E-Balla wrote:ToastinKP wrote:E-Balla wrote:He might also want to stop acting like Trump when it comes to foreign policy. Voting against a trade agreement with Panama a country we spoonfed to become healthy economically? Not a good look.
Trade agreements do not favor the American people and are signed into law to help corporations and their bottom line. Why do you think the middle class is shrinking and more and people are living in poverty or on the edge of falling into poverty???? Bill Clinton was the POTUS who ushered in the Third way, Republican lite party which is what the Democratic party is now. Hillary Clinton will do more of the same while the American people will continue to suffer. IMO Fascism be it in form of boots or bottom lines is still fascism.....
Free trade agreements actually do help as they add demand and increase employment. Prior to NAFTA the unemployment rate was around 7% and since (excluding the crash of 07-12) its been around 5%.
After 20 Years, NAFTA Leaves Mexico’s Economy in Ruins
http://www.commondreams.org/views/2014/01/10/after-20-years-nafta-leaves-mexicos-economy-ruinsThe North American Free Trade Agreement (NATFA) was the door through which American workers were shoved into the neoliberal global labor market.
By establishing the principle that U.S. corporations could relocate production elsewhere and sell back into the United States, NAFTA undercut the bargaining power of American workers, which had driven the expansion of the middle class since the end of World War II. The result has been 20 years of stagnant wages and the upward redistribution of income, wealth and political power.
NAFTA affected U.S. workers in four principal ways. First, it caused the loss of some 700,000 jobs as production moved to Mexico. Most of these losses came in California, Texas, Michigan, and other states where manufacturing is concentrated. To be sure, there were some job gains along the border in service and retail sectors resulting from increased trucking activity, but these gains are small in relation to the loses, and are in lower paying occupations. The vast majority of workers who lost jobs from NAFTA suffered a permanent loss of income.
Second, NAFTA strengthened the ability of U.S. employers to force workers to accept lower wages and benefits. As soon as NAFTA became law, corporate managers began telling their workers that their companies intended to move to Mexico unless the workers lowered the cost of their labor. In the midst of collective bargaining negotiations with unions, some companies would even start loading machinery into trucks that they said were bound for Mexico. The same threats were used to fight union organizing efforts. The message was: “If you vote in a union, we will move south of the border.” With NAFTA, corporations also could more easily blackmail local governments into giving them tax reductions and other subsidies.
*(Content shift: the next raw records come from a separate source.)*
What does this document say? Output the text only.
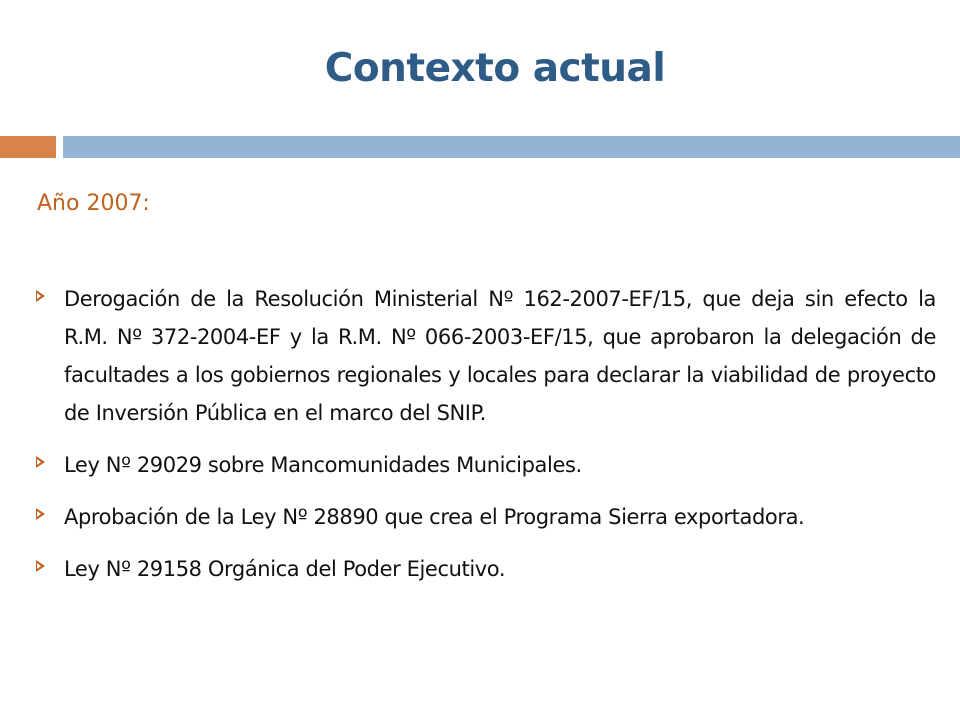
Contexto actual
Año 2007:
Derogación de la Resolución Ministerial Nº 162-2007-EF/15, que deja sin efecto la R.M. Nº 372-2004-EF y la R.M. Nº 066-2003-EF/15, que aprobaron la delegación de facultades a los gobiernos regionales y locales para declarar la viabilidad de proyecto de Inversión Pública en el marco del SNIP.
Ley Nº 29029 sobre Mancomunidades Municipales.
Aprobación de la Ley Nº 28890 que crea el Programa Sierra exportadora.
Ley Nº 29158 Orgánica del Poder Ejecutivo.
Third, the destructive effect of NAFTA on the Mexican agricultural and small business sectors dislocated several million Mexican workers and their families, and was a major cause in the dramatic increase in undocumented workers flowing into the U.S. labor market. This put further downward pressure on U.S. wages, especially in the already lower paying market for less skilled labor.
Fourth, and ultimately most important, NAFTA was the template for rules of the emerging global economy, in which the benefits would flow to capital and the costs to labor. The U.S. governing class—in alliance with the financial elites of its trading partners—applied NAFTA’s principles to the World Trade Organization, to the policies of the World Bank and IMF, and to the deal under which employers of China’s huge supply of low-wage workers were allowed access to U.S. markets in exchange for allowing American multinational corporations the right to invest there.
http://www.epi.org/blog/naftas-impact-workers/NAFTA at 20: One Million U.S. Jobs Lost, Higher Income Inequality
My New Year’s celebrations this year were haunted by memories of January 1, 1994 — the day that the North American Free Trade Agreement (NAFTA) went into effect. I remember crying that day, thinking about the proud men and women in union halls across America, the Mexican campesinos and the inspiring Canadian activists I had met during the fight against NAFTA, and hoping desperately that our dire predictions would be proved wrong.
They were not. In short order, the damage started. And, we started to document it.
For NAFTA’s unhappy 20th anniversary, Public Citizen has published a report that details the wreckage. Not only did promises made by NAFTA’s proponents not materialize, but many results are exactly the opposite.
Such outcomes include a staggering $181 billion U.S. trade deficit with NAFTA partners Mexico and Canada and the related loss of 1 million net U.S. jobs under NAFTA, growing income inequality, displacement of more than one million Mexican campesino farmers and a doubling of desperate immigration from Mexico, and more than $360 million paid to corporations after “investor-state” tribunal attacks on, and rollbacks of, domestic public interest policies.
The study makes for a blood-boiling read. For instance, we track the specific promises made by U.S. corporations like GE, Chrysler and Caterpillar to create specific numbers of American jobs if NAFTA was approved, and reveal government data showing that instead, they fired U.S. workers and moved operations to Mexico.